Chew On This

Chew on this

Dressing your salad for maximum health

 

srarback@hotmail.com

You’ve just made a beautiful salad with spinach, romaine lettuce, carrots and tomato. This healthy creation is finished with a drizzle of fat-free dressing.

While enjoying the salad, visions of phytonutrients racing into your bloodstream fill your head. Now research has given this story a different ending. The fat soluble carotenoids, pigments found in fruits and vegetables like lycopene and beta carotene that benefit you, need a bit of fat to be absorbed. Carotenoids can reduce the risk of certain types of cancer, heart disease and cataracts and the progression of macular degeneration.
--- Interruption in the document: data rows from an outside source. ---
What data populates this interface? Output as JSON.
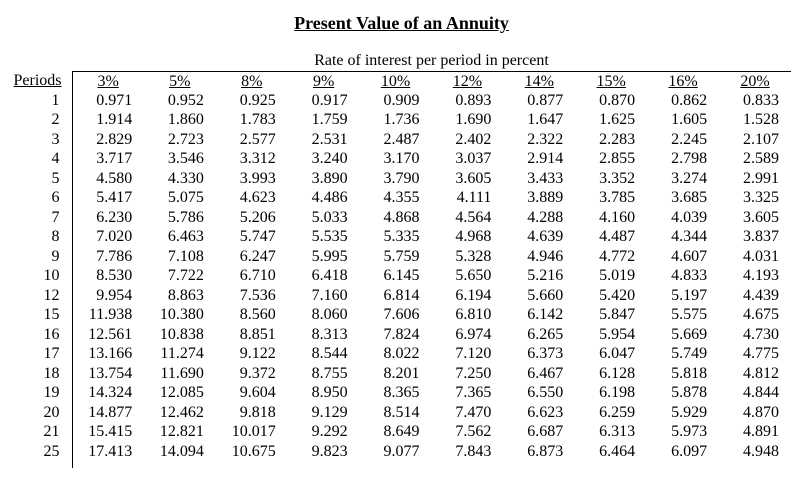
{
  "title": "Present Value of an Annuity",
  "table": {
    "group_header": "Rate of interest per period in percent",
    "periods_label": "Periods",
    "rate_headers": [
      "3%",
      "5%",
      "8%",
      "9%",
      "10%",
      "12%",
      "14%",
      "15%",
      "16%",
      "20%"
    ],
    "rows": [
      {
        "period": "1",
        "values": [
          "0.971",
          "0.952",
          "0.925",
          "0.917",
          "0.909",
          "0.893",
          "0.877",
          "0.870",
          "0.862",
          "0.833"
        ]
      },
      {
        "period": "2",
        "values": [
          "1.914",
          "1.860",
          "1.783",
          "1.759",
          "1.736",
          "1.690",
          "1.647",
          "1.625",
          "1.605",
          "1.528"
        ]
      },
      {
        "period": "3",
        "values": [
          "2.829",
          "2.723",
          "2.577",
          "2.531",
          "2.487",
          "2.402",
          "2.322",
          "2.283",
          "2.245",
          "2.107"
        ]
      },
      {
        "period": "4",
        "values": [
          "3.717",
          "3.546",
          "3.312",
          "3.240",
          "3.170",
          "3.037",
          "2.914",
          "2.855",
          "2.798",
          "2.589"
        ]
      },
      {
        "period": "5",
        "values": [
          "4.580",
          "4.330",
          "3.993",
          "3.890",
          "3.790",
          "3.605",
          "3.433",
          "3.352",
          "3.274",
          "2.991"
        ]
      },
      {
        "period": "6",
        "values": [
          "5.417",
          "5.075",
          "4.623",
          "4.486",
          "4.355",
          "4.111",
          "3.889",
          "3.785",
          "3.685",
          "3.325"
        ]
      },
      {
        "period": "7",
        "values": [
          "6.230",
          "5.786",
          "5.206",
          "5.033",
          "4.868",
          "4.564",
          "4.288",
          "4.160",
          "4.039",
          "3.605"
        ]
      },
      {
        "period": "8",
        "values": [
          "7.020",
          "6.463",
          "5.747",
          "5.535",
          "5.335",
          "4.968",
          "4.639",
          "4.487",
          "4.344",
          "3.837"
        ]
      },
      {
        "period": "9",
        "values": [
          "7.786",
          "7.108",
          "6.247",
          "5.995",
          "5.759",
          "5.328",
          "4.946",
          "4.772",
          "4.607",
          "4.031"
        ]
      },
      {
        "period": "10",
        "values": [
          "8.530",
          "7.722",
          "6.710",
          "6.418",
          "6.145",
          "5.650",
          "5.216",
          "5.019",
          "4.833",
          "4.193"
        ]
      },
      {
        "period": "12",
        "values": [
          "9.954",
          "8.863",
          "7.536",
          "7.160",
          "6.814",
          "6.194",
          "5.660",
          "5.420",
          "5.197",
          "4.439"
        ]
      },
      {
        "period": "15",
        "values": [
          "11.938",
          "10.380",
          "8.560",
          "8.060",
          "7.606",
          "6.810",
          "6.142",
          "5.847",
          "5.575",
          "4.675"
        ]
      },
      {
        "period": "16",
        "values": [
          "12.561",
          "10.838",
          "8.851",
          "8.313",
          "7.824",
          "6.974",
          "6.265",
          "5.954",
          "5.669",
          "4.730"
        ]
      },
      {
        "period": "17",
        "values": [
          "13.166",
          "11.274",
          "9.122",
          "8.544",
          "8.022",
          "7.120",
          "6.373",
          "6.047",
          "5.749",
          "4.775"
        ]
      },
      {
        "period": "18",
        "values": [
          "13.754",
          "11.690",
          "9.372",
          "8.755",
          "8.201",
          "7.250",
          "6.467",
          "6.128",
          "5.818",
          "4.812"
        ]
      },
      {
        "period": "19",
        "values": [
          "14.324",
          "12.085",
          "9.604",
          "8.950",
          "8.365",
          "7.365",
          "6.550",
          "6.198",
          "5.878",
          "4.844"
        ]
      },
      {
        "period": "20",
        "values": [
          "14.877",
          "12.462",
          "9.818",
          "9.129",
          "8.514",
          "7.470",
          "6.623",
          "6.259",
          "5.929",
          "4.870"
        ]
      },
      {
        "period": "21",
        "values": [
          "15.415",
          "12.821",
          "10.017",
          "9.292",
          "8.649",
          "7.562",
          "6.687",
          "6.313",
          "5.973",
          "4.891"
        ]
      },
      {
        "period": "25",
        "values": [
          "17.413",
          "14.094",
          "10.675",
          "9.823",
          "9.077",
          "7.843",
          "6.873",
          "6.464",
          "6.097",
          "4.948"
        ]
      }
    ]
  }
}
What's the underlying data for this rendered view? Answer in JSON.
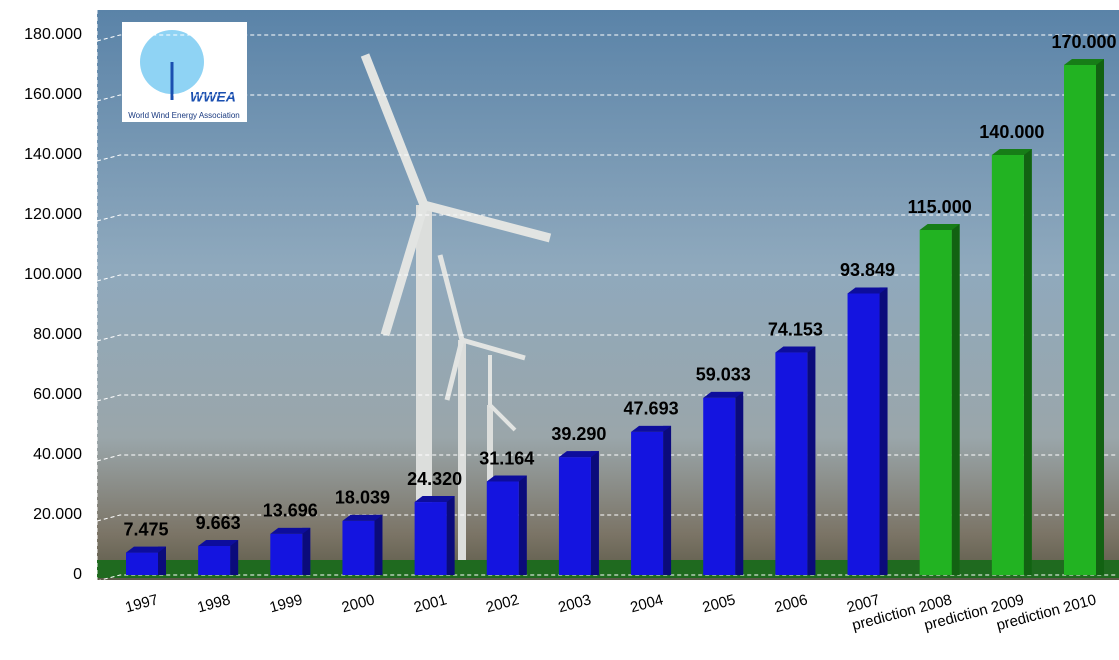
{
  "chart_data": {
    "type": "bar",
    "categories": [
      "1997",
      "1998",
      "1999",
      "2000",
      "2001",
      "2002",
      "2003",
      "2004",
      "2005",
      "2006",
      "2007",
      "prediction 2008",
      "prediction 2009",
      "prediction 2010"
    ],
    "values": [
      7475,
      9663,
      13696,
      18039,
      24320,
      31164,
      39290,
      47693,
      59033,
      74153,
      93849,
      115000,
      140000,
      170000
    ],
    "value_labels": [
      "7.475",
      "9.663",
      "13.696",
      "18.039",
      "24.320",
      "31.164",
      "39.290",
      "47.693",
      "59.033",
      "74.153",
      "93.849",
      "115.000",
      "140.000",
      "170.000"
    ],
    "colors": [
      "#1414e0",
      "#1414e0",
      "#1414e0",
      "#1414e0",
      "#1414e0",
      "#1414e0",
      "#1414e0",
      "#1414e0",
      "#1414e0",
      "#1414e0",
      "#1414e0",
      "#22b322",
      "#22b322",
      "#22b322"
    ],
    "ylim": [
      0,
      180000
    ],
    "yticks": [
      0,
      {
        "value": 20000,
        "label": "20.000"
      },
      {
        "value": 40000,
        "label": "40.000"
      },
      {
        "value": 60000,
        "label": "60.000"
      },
      {
        "value": 80000,
        "label": "80.000"
      },
      {
        "value": 100000,
        "label": "100.000"
      },
      {
        "value": 120000,
        "label": "120.000"
      },
      {
        "value": 140000,
        "label": "140.000"
      },
      {
        "value": 160000,
        "label": "160.000"
      },
      {
        "value": 180000,
        "label": "180.000"
      }
    ],
    "grid": true,
    "logo": {
      "title": "WWEA",
      "subtitle": "World Wind Energy Association"
    }
  }
}
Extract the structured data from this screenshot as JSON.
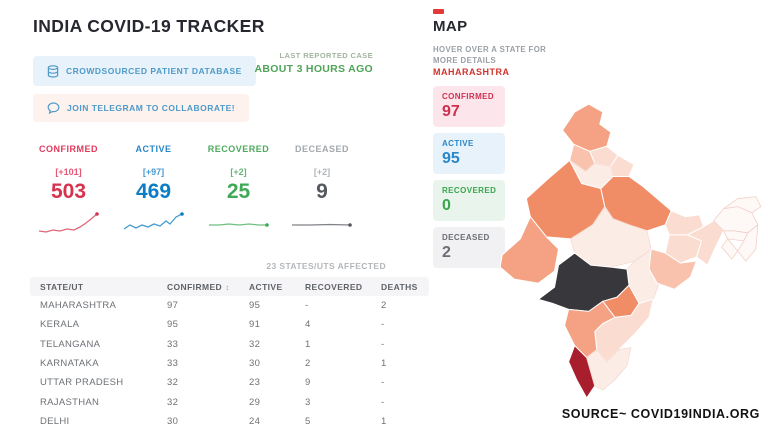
{
  "header": {
    "title": "INDIA COVID-19 TRACKER"
  },
  "buttons": {
    "database": "CROWDSOURCED PATIENT DATABASE",
    "telegram": "JOIN TELEGRAM TO COLLABORATE!"
  },
  "last_reported": {
    "label": "LAST REPORTED CASE",
    "value": "ABOUT 3 HOURS AGO"
  },
  "stats": [
    {
      "label": "CONFIRMED",
      "delta": "[+101]",
      "value": "503",
      "label_color": "#e23a5c",
      "value_color": "#d6334e",
      "spark": [
        [
          2,
          21
        ],
        [
          9,
          22
        ],
        [
          16,
          20
        ],
        [
          23,
          21
        ],
        [
          30,
          19
        ],
        [
          37,
          20
        ],
        [
          43,
          17
        ],
        [
          49,
          13
        ],
        [
          54,
          9
        ],
        [
          60,
          4
        ]
      ]
    },
    {
      "label": "ACTIVE",
      "delta": "[+97]",
      "value": "469",
      "label_color": "#2a87c8",
      "value_color": "#0b7dc6",
      "spark": [
        [
          2,
          19
        ],
        [
          8,
          15
        ],
        [
          14,
          18
        ],
        [
          20,
          15
        ],
        [
          26,
          17
        ],
        [
          32,
          14
        ],
        [
          38,
          16
        ],
        [
          44,
          11
        ],
        [
          48,
          14
        ],
        [
          54,
          7
        ],
        [
          60,
          4
        ]
      ]
    },
    {
      "label": "RECOVERED",
      "delta": "[+2]",
      "value": "25",
      "label_color": "#4cab5d",
      "value_color": "#3fa956",
      "spark": [
        [
          2,
          15
        ],
        [
          12,
          15
        ],
        [
          22,
          14
        ],
        [
          32,
          15
        ],
        [
          42,
          14
        ],
        [
          52,
          15
        ],
        [
          60,
          15
        ]
      ]
    },
    {
      "label": "DECEASED",
      "delta": "[+2]",
      "value": "9",
      "label_color": "#a3a8ad",
      "value_color": "#54585e",
      "spark": [
        [
          2,
          15
        ],
        [
          20,
          15
        ],
        [
          40,
          14.5
        ],
        [
          60,
          15
        ]
      ]
    }
  ],
  "table": {
    "affected_note": "23 STATES/UTS AFFECTED",
    "sort_glyph": "↕",
    "headers": [
      "STATE/UT",
      "CONFIRMED",
      "ACTIVE",
      "RECOVERED",
      "DEATHS"
    ],
    "rows": [
      [
        "MAHARASHTRA",
        "97",
        "95",
        "-",
        "2"
      ],
      [
        "KERALA",
        "95",
        "91",
        "4",
        "-"
      ],
      [
        "TELANGANA",
        "33",
        "32",
        "1",
        "-"
      ],
      [
        "KARNATAKA",
        "33",
        "30",
        "2",
        "1"
      ],
      [
        "UTTAR PRADESH",
        "32",
        "23",
        "9",
        "-"
      ],
      [
        "RAJASTHAN",
        "32",
        "29",
        "3",
        "-"
      ],
      [
        "DELHI",
        "30",
        "24",
        "5",
        "1"
      ]
    ]
  },
  "map_panel": {
    "title": "MAP",
    "hint_line1": "HOVER OVER A STATE FOR",
    "hint_line2": "MORE DETAILS",
    "selected_state": "MAHARASHTRA",
    "boxes": [
      {
        "label": "CONFIRMED",
        "value": "97",
        "bg": "#fce6ec",
        "color": "#cf3050"
      },
      {
        "label": "ACTIVE",
        "value": "95",
        "bg": "#e7f2fb",
        "color": "#2a87c8"
      },
      {
        "label": "RECOVERED",
        "value": "0",
        "bg": "#e9f5ec",
        "color": "#3aa54d"
      },
      {
        "label": "DECEASED",
        "value": "2",
        "bg": "#f1f1f3",
        "color": "#6a6f74"
      }
    ]
  },
  "map": {
    "palette": {
      "s0": "#fcece6",
      "s1": "#fbdcd0",
      "s2": "#f8c2ac",
      "s3": "#f4a283",
      "s4": "#f08d67",
      "kerala": "#a81e2d",
      "selected": "#37373c",
      "ne": "#fef8f6"
    }
  },
  "source": "SOURCE~ COVID19INDIA.ORG"
}
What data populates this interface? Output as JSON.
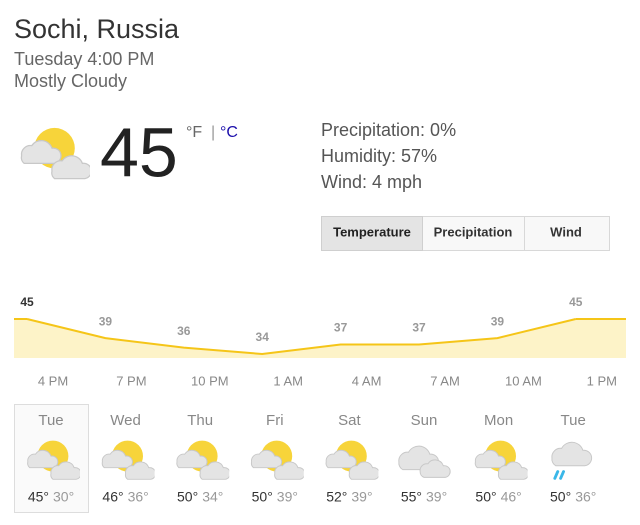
{
  "header": {
    "location": "Sochi, Russia",
    "time": "Tuesday 4:00 PM",
    "condition": "Mostly Cloudy"
  },
  "current": {
    "temperature": "45",
    "unit_f": "°F",
    "separator": "|",
    "unit_c": "°C"
  },
  "details": [
    "Precipitation: 0%",
    "Humidity: 57%",
    "Wind: 4 mph"
  ],
  "tabs": [
    "Temperature",
    "Precipitation",
    "Wind"
  ],
  "chart_data": {
    "type": "line",
    "categories": [
      "4 PM",
      "7 PM",
      "10 PM",
      "1 AM",
      "4 AM",
      "7 AM",
      "10 AM",
      "1 PM"
    ],
    "values": [
      45,
      39,
      36,
      34,
      37,
      37,
      39,
      45
    ],
    "color": "#f5c518",
    "fill": "#fdf3c8"
  },
  "forecast": [
    {
      "day": "Tue",
      "high": "45°",
      "low": "30°"
    },
    {
      "day": "Wed",
      "high": "46°",
      "low": "36°"
    },
    {
      "day": "Thu",
      "high": "50°",
      "low": "34°"
    },
    {
      "day": "Fri",
      "high": "50°",
      "low": "39°"
    },
    {
      "day": "Sat",
      "high": "52°",
      "low": "39°"
    },
    {
      "day": "Sun",
      "high": "55°",
      "low": "39°"
    },
    {
      "day": "Mon",
      "high": "50°",
      "low": "46°"
    },
    {
      "day": "Tue",
      "high": "50°",
      "low": "36°"
    }
  ]
}
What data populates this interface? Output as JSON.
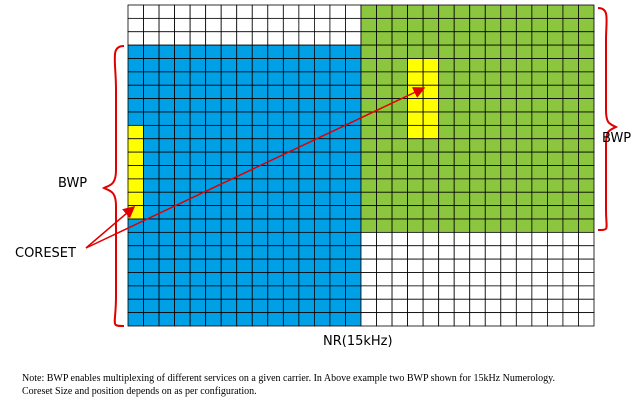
{
  "labels": {
    "bwp_left": "BWP",
    "bwp_right": "BWP",
    "coreset": "CORESET",
    "axis": "NR(15kHz)"
  },
  "note": [
    "Note: BWP enables multiplexing of different services on a given carrier. In Above example two BWP shown for 15kHz  Numerology.",
    "Coreset Size and position depends on as per configuration."
  ]
}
Researchers from Iowa State fed 29 people a salad with three different amounts of three different oils. They used saturated fat (butter), polyunsaturated fat (corn oil) and monounsaturated fat (canola oil). After eating their blood was tested for absorption of fat soluble carotenoids.

The amount of fat used was 3, 8 and 20 grams. One teaspoon of any oil is 4.3 grams. With the butter and corn oil, the more fat that was consumed the greater the absorption of carotenoids. The canola oil promoted similar absorption at 3 grams and 20 grams. Other good sources of monounsaturated fats are olive and avocado oil.

A salad drowning in dressing is my personal pet peeve when eating out but a well-dressed salad is luscious. A bowl of vegetables is at about 100 calories. Add extras like almonds, sprinkle of cheese and grilled chicken strips and it is still a nutrient-rich, low-calorie meal.

An olive oil dressing is the final touch to deliver taste to your tongue and carotenoids to your body. For those who want more dressing control, one technique is to get the dressing on the side and dip your fork in the dressing before picking up a forkful of salad. Each mouthful will then have a bit of dressing for taste and nutrient delivery but not too much.

Sheah Rarback is a registered dietitian on the faculty of the University of Miami Leonard M. Miller School of Medicine.